The State Bar of Michigan filed comments on July 31 in response to the Report of the Michigan Supreme Court Task Force on the Role of the State Bar of Michigan. The comments were submitted by the State Bar Board of Commissioners upon the Supreme Court’s invitation for public comment on whether the Task Force Report adequately assessed the First Amendment problems concerning required membership in a State Bar association and whether the Task Force Report provided a sufficient blueprint to ensure that the State Bar’s ideological activities will not encroach on the First Amendment rights of its members.

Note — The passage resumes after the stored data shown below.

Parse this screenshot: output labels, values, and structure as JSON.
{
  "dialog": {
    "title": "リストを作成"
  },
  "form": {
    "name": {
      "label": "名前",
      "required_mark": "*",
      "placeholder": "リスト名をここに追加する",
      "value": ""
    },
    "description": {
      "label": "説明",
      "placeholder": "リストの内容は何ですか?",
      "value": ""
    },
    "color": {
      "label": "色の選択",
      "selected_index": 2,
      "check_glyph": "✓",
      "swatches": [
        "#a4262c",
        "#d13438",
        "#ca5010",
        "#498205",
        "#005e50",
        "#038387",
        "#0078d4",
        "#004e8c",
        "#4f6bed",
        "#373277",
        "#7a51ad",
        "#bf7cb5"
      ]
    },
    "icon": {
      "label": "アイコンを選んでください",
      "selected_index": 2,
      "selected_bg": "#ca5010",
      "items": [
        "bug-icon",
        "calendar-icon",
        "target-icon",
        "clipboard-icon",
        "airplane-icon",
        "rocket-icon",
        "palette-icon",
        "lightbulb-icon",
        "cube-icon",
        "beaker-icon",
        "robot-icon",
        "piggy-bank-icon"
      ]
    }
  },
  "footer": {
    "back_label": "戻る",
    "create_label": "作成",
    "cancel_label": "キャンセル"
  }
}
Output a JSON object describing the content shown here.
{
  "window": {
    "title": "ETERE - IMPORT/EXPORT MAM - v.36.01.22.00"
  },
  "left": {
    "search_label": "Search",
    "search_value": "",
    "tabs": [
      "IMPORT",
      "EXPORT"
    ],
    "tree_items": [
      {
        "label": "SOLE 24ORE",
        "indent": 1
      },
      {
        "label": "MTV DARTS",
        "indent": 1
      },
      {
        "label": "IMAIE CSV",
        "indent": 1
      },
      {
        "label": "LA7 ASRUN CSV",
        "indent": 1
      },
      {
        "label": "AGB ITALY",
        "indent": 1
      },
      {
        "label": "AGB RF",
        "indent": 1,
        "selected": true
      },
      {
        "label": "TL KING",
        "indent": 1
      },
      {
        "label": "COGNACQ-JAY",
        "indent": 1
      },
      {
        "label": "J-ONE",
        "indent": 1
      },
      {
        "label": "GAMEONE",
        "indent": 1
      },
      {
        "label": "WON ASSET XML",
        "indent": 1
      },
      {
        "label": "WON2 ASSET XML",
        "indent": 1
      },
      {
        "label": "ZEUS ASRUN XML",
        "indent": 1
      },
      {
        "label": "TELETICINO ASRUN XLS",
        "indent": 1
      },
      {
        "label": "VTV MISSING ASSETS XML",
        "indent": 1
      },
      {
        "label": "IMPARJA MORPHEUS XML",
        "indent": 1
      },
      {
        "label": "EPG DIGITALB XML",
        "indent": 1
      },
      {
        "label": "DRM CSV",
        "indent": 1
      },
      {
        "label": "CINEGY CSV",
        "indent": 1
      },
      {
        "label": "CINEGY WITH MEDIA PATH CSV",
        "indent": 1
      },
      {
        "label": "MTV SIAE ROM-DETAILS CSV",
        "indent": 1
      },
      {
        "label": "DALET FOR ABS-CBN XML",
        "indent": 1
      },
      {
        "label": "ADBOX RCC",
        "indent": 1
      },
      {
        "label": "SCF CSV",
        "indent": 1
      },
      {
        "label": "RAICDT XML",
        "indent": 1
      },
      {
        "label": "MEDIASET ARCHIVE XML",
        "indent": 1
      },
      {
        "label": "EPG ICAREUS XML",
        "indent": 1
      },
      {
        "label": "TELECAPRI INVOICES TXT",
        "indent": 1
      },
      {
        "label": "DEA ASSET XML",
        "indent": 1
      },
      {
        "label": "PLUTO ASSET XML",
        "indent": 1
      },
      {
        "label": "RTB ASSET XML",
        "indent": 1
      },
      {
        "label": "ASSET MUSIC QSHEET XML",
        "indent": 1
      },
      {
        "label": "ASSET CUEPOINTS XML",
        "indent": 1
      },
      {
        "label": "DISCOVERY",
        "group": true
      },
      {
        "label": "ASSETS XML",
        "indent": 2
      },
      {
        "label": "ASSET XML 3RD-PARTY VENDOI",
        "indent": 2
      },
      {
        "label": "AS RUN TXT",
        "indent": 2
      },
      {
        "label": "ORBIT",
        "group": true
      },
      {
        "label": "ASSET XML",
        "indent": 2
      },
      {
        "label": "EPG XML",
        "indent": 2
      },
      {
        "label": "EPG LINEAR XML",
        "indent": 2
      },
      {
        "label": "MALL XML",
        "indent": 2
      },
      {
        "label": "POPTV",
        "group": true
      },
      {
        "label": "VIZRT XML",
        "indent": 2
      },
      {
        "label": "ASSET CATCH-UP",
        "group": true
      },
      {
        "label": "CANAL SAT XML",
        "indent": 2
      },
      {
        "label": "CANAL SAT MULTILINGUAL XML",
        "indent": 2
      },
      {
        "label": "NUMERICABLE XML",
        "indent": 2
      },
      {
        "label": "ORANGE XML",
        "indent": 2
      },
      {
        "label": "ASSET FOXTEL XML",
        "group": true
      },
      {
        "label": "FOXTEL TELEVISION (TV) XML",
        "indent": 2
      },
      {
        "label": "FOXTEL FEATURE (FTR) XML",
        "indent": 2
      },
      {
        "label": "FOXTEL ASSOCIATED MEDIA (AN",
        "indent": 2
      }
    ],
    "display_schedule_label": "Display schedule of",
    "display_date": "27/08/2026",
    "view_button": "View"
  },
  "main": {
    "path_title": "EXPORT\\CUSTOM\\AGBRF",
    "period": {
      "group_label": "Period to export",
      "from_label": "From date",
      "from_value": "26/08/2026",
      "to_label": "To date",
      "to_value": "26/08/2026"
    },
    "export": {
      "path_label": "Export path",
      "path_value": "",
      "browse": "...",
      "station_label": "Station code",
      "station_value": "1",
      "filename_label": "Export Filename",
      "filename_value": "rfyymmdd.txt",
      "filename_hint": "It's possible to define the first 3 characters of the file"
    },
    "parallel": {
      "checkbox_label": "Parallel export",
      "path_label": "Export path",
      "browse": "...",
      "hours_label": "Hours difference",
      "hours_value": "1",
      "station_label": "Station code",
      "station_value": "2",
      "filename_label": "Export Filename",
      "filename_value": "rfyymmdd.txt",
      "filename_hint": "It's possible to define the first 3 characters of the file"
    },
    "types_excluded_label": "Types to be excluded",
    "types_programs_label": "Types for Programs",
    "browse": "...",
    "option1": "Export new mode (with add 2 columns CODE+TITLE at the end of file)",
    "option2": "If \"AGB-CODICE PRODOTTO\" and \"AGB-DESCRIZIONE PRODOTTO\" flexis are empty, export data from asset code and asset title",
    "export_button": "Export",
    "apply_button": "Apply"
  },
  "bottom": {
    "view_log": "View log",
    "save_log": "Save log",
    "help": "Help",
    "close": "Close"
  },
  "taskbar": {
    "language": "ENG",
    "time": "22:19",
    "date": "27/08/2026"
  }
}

The State Bar agrees with the Task Force recommendation that the State Bar of Michigan should remain a mandatory State Bar.
The State Bar agrees that State Bar advocacy outside the judicial branch should be subject to a rigorous decision-making process to conform to Keller v. State Bar of California, the constitutional standard for mandatory bar advocacy. In place of the Task Force recommendations, the State Bar offers alternatives that would enhance the current process to further safeguard members’ 1st Amendment rights and expand opportunities for dissenting members to communicate their opposing views. The State Bar recommendations are designed to make the proposed strict interpretation of Keller unnecessary.
The State Bar agrees with the recommendation that the State Bar’s regulatory services should be better integrated with the activities of the other attorney regulatory agencies. It also agrees that the State Bar governance process could benefit from greater clarity and efficiency, but does not agree that State Bar governance should be modified.